Villanova is interesting. Jay Wright took one look at where college hoops was heading and peaced the fork out. They'll never reach the level they hit in the mid 2010s (four straight 32-plus win seasons) again. Outside of a blip in the mid 2000s, Georgetown has been decidedly mediocre. Same with DePaul, Seton Hall, and Providence.
 
I don't see how a lot of these basketball-only private schools are going to be competitive on a national level in the long run. Villanova has a recent run of championships to dine out on a bit longer and Pitino has shocked St. John's back to life. Places like Gonzaga, Creighton and Dayton make it work because they are the star attraction in isolated "bigger than you'd think" cities. But those are exceptions to the rule. Much of the A-10 and the back half of the Big East probably can't hope for more than a once in a generation March Madness run going forward.

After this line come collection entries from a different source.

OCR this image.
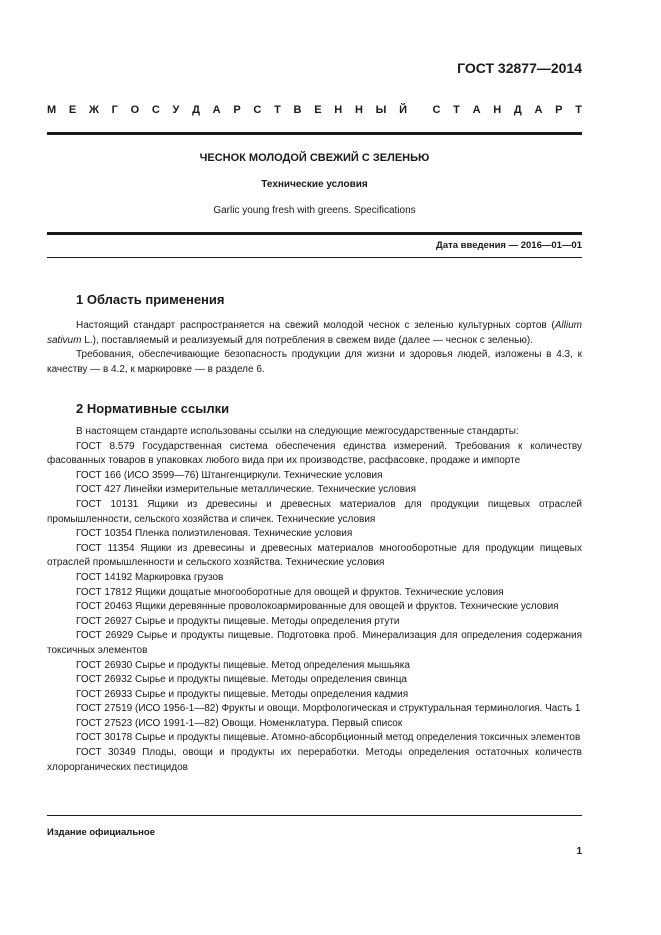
ГОСТ 32877—2014
М Е Ж Г О С У Д А Р С Т В Е Н Н Ы Й С Т А Н Д А Р Т
ЧЕСНОК МОЛОДОЙ СВЕЖИЙ С ЗЕЛЕНЬЮ
Технические условия
Garlic young fresh with greens. Specifications
Дата введения — 2016—01—01
1 Область применения

Настоящий стандарт распространяется на свежий молодой чеснок с зеленью культурных сортов (Allium sativum L.), поставляемый и реализуемый для потребления в свежем виде (далее — чеснок с зеленью).

Требования, обеспечивающие безопасность продукции для жизни и здоровья людей, изложены в 4.3, к качеству — в 4.2, к маркировке — в разделе 6.

2 Нормативные ссылки
В настоящем стандарте использованы ссылки на следующие межгосударственные стандарты:
ГОСТ 8.579 Государственная система обеспечения единства измерений. Требования к количеству фасованных товаров в упаковках любого вида при их производстве, расфасовке, продаже и импорте
ГОСТ 166 (ИСО 3599—76) Штангенциркули. Технические условия
ГОСТ 427 Линейки измерительные металлические. Технические условия
ГОСТ 10131 Ящики из древесины и древесных материалов для продукции пищевых отраслей промышленности, сельского хозяйства и спичек. Технические условия
ГОСТ 10354 Пленка полиэтиленовая. Технические условия
ГОСТ 11354 Ящики из древесины и древесных материалов многооборотные для продукции пищевых отраслей промышленности и сельского хозяйства. Технические условия
ГОСТ 14192 Маркировка грузов
ГОСТ 17812 Ящики дощатые многооборотные для овощей и фруктов. Технические условия
ГОСТ 20463 Ящики деревянные проволокоармированные для овощей и фруктов. Технические условия
ГОСТ 26927 Сырье и продукты пищевые. Методы определения ртути
ГОСТ 26929 Сырье и продукты пищевые. Подготовка проб. Минерализация для определения содержания токсичных элементов
ГОСТ 26930 Сырье и продукты пищевые. Метод определения мышьяка
ГОСТ 26932 Сырье и продукты пищевые. Методы определения свинца
ГОСТ 26933 Сырье и продукты пищевые. Методы определения кадмия
ГОСТ 27519 (ИСО 1956-1—82) Фрукты и овощи. Морфологическая и структуральная терминология. Часть 1
ГОСТ 27523 (ИСО 1991-1—82) Овощи. Номенклатура. Первый список
ГОСТ 30178 Сырье и продукты пищевые. Атомно-абсорбционный метод определения токсичных элементов
ГОСТ 30349 Плоды, овощи и продукты их переработки. Методы определения остаточных количеств хлорорганических пестицидов
Издание официальное
1
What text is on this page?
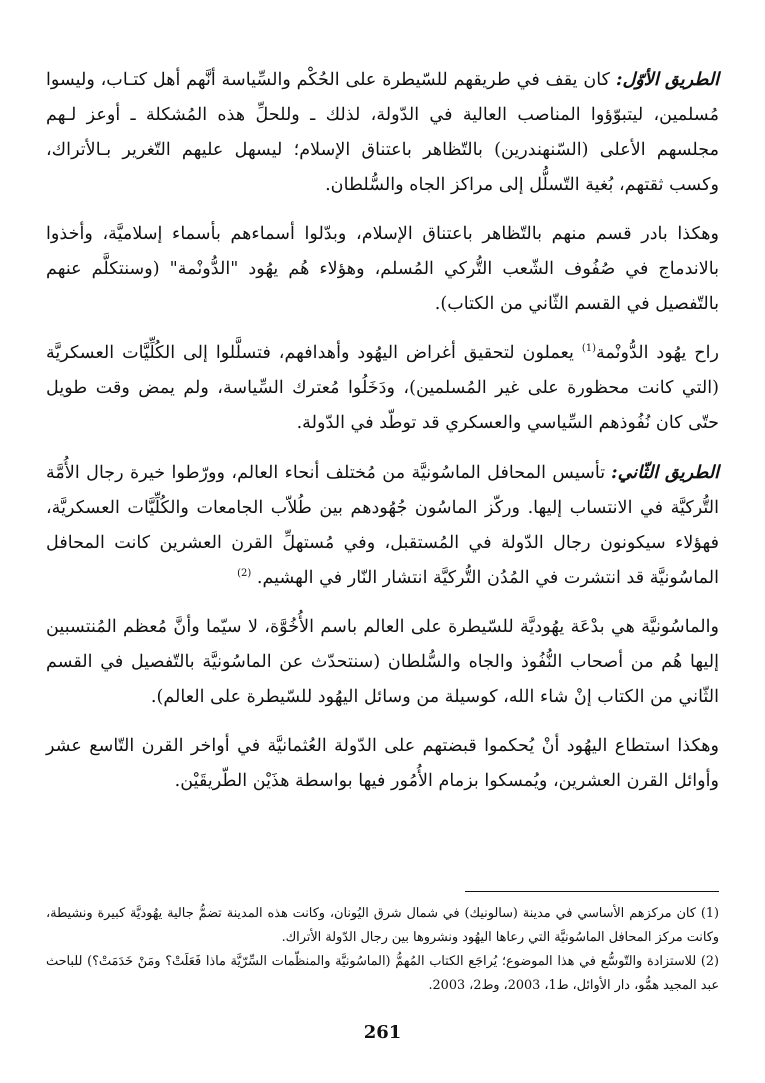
الطريق الأوّل:كان يقف في طريقهم للسّيطرة على الحُكْم والسِّياسة أنَّهم أهل كتـاب، وليسوا مُسلمين، ليتبوّؤوا المناصب العالية في الدّولة، لذلك ـ وللحلِّ هذه المُشكلة ـ أوعز لـهم مجلسهم الأعلى (السّنهندرين) بالتّظاهر باعتناق الإسلام؛ ليسهل عليهم التّغرير بـالأتراك، وكسب ثقتهم، بُغية التّسلُّل إلى مراكز الجاه والسُّلطان.

وهكذا بادر قسم منهم بالتّظاهر باعتناق الإسلام، وبدّلوا أسماءهم بأسماء إسلاميَّة، وأخذوا بالاندماج في صُفُوف الشّعب التُّركي المُسلم، وهؤلاء هُم يهُود "الدُّونْمة" (وسنتكلَّم عنهم بالتّفصيل في القسم الثّاني من الكتاب).

راح يهُود الدُّونْمة$^{(1)}$ يعملون لتحقيق أغراض اليهُود وأهدافهم، فتسلَّلوا إلى الكُلِّيَّات العسكريَّة (التي كانت محظورة على غير المُسلمين)، ودَخَلُوا مُعترك السِّياسة، ولم يمض وقت طويل حتّى كان نُفُوذهم السِّياسي والعسكري قد توطّد في الدّولة.

الطريق الثّاني:تأسيس المحافل الماسُونيَّة من مُختلف أنحاء العالم، وورّطوا خيرة رجال الأُمَّة التُّركيَّة في الانتساب إليها. وركّز الماسُون جُهُودهم بين طُلاّب الجامعات والكُلِّيَّات العسكريَّة، فهؤلاء سيكونون رجال الدّولة في المُستقبل، وفي مُستهلِّ القرن العشرين كانت المحافل الماسُونيَّة قد انتشرت في المُدُن التُّركيَّة انتشار النّار في الهشيم. $^{(2)}$

والماسُونيَّة هي بدْعَة يهُوديَّة للسّيطرة على العالم باسم الأُخُوَّة، لا سيّما وأنَّ مُعظم المُنتسبين إليها هُم من أصحاب النُّفُوذ والجاه والسُّلطان (سنتحدّث عن الماسُونيَّة بالتّفصيل في القسم الثّاني من الكتاب إنْ شاء الله، كوسيلة من وسائل اليهُود للسّيطرة على العالم).

وهكذا استطاع اليهُود أنْ يُحكموا قبضتهم على الدّولة العُثمانيَّة في أواخر القرن التّاسع عشر وأوائل القرن العشرين، ويُمسكوا بزمام الأُمُور فيها بواسطة هذَيْن الطّريقَيْن.

(1) كان مركزهم الأساسي في مدينة (سالونيك) في شمال شرق اليُونان، وكانت هذه المدينة تضمُّ جالية يهُوديَّة كبيرة ونشيطة، وكانت مركز المحافل الماسُونيَّة التي رعاها اليهُود ونشروها بين رجال الدّولة الأتراك.

(2) للاستزادة والتّوسُّع في هذا الموضوع؛ يُراجَع الكتاب المُهمُّ (الماسُونيَّة والمنظّمات السِّرّيَّة ماذا فَعَلَتْ؟ ومَنْ خَدَمَتْ؟) للباحث عبد المجيد همُّو، دار الأوائل، ط1، 2003، وط2، 2003.

261
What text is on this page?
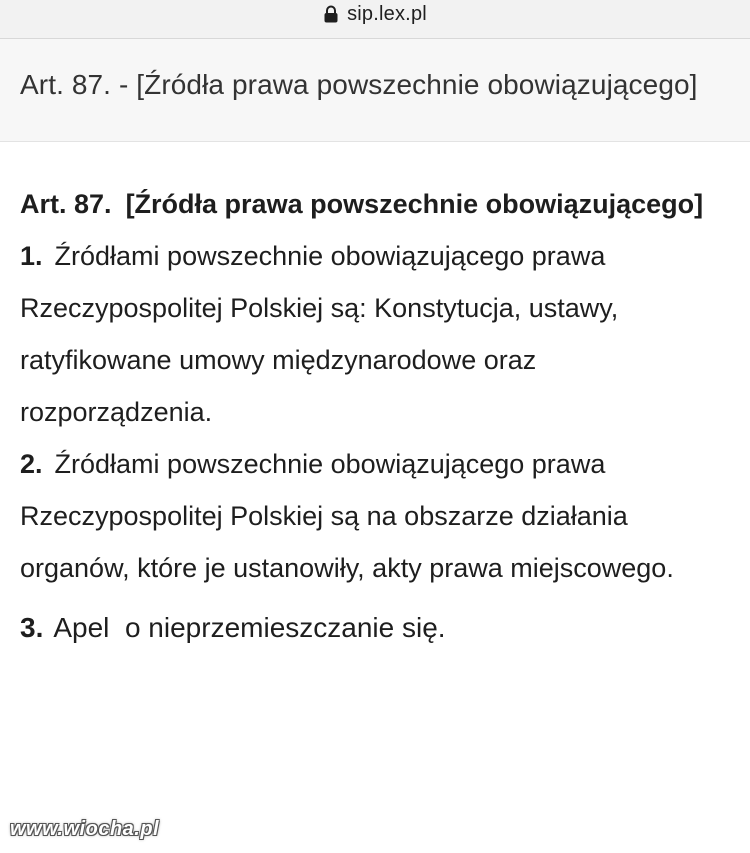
sip.lex.pl
Art. 87. - [Źródła prawa powszechnie obowiązującego]

Art. 87. [Źródła prawa powszechnie obowiązującego]

1. Źródłami powszechnie obowiązującego prawa Rzeczypospolitej Polskiej są: Konstytucja, ustawy, ratyfikowane umowy międzynarodowe oraz rozporządzenia.

2. Źródłami powszechnie obowiązującego prawa Rzeczypospolitej Polskiej są na obszarze działania organów, które je ustanowiły, akty prawa miejscowego.

3. Apel  o nieprzemieszczanie się.

www.wiocha.pl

St. John's revival is as much about billionaire alum Mike Repole giving Pitino a blank check in NIL money as it is about Pitino himself. Though, to be fair, Repole wasn't opening his checkbook as generously for Mike Anderson.

The Big East schools might be OK with the new revenue sharing model. Several of the projections I've seen tossed around, it seems like they should be able to stay on par - maybe even slightly ahead of - the expected revenue allotments of the P4 schools going to basketball since we know most will spend on football first.

As a long-time Butler fan, I'm anxious about it though. There's no basketball loving billionaire alum coming to save the program and last off-season's NIL/transfer portal carousel was disasterous for the team. Still, I think the Big East schools, at least, are in better position to remain competitive than say a Wake Forest, BC or TCU just because they don't have to compete with the football team for their portion of the revenue sharing pot.
 
Private schools are going to have major issues with the House settlement. They can't just add $20 million to the annual budgets out of thin air. Public schools have more options to water down the pain. Private schools, like Boston College, who also sponsor football at the major level are going to be especially hard hit.

Add in the enrollment cliff, and it's going to be a rough go for private schools athletic departments.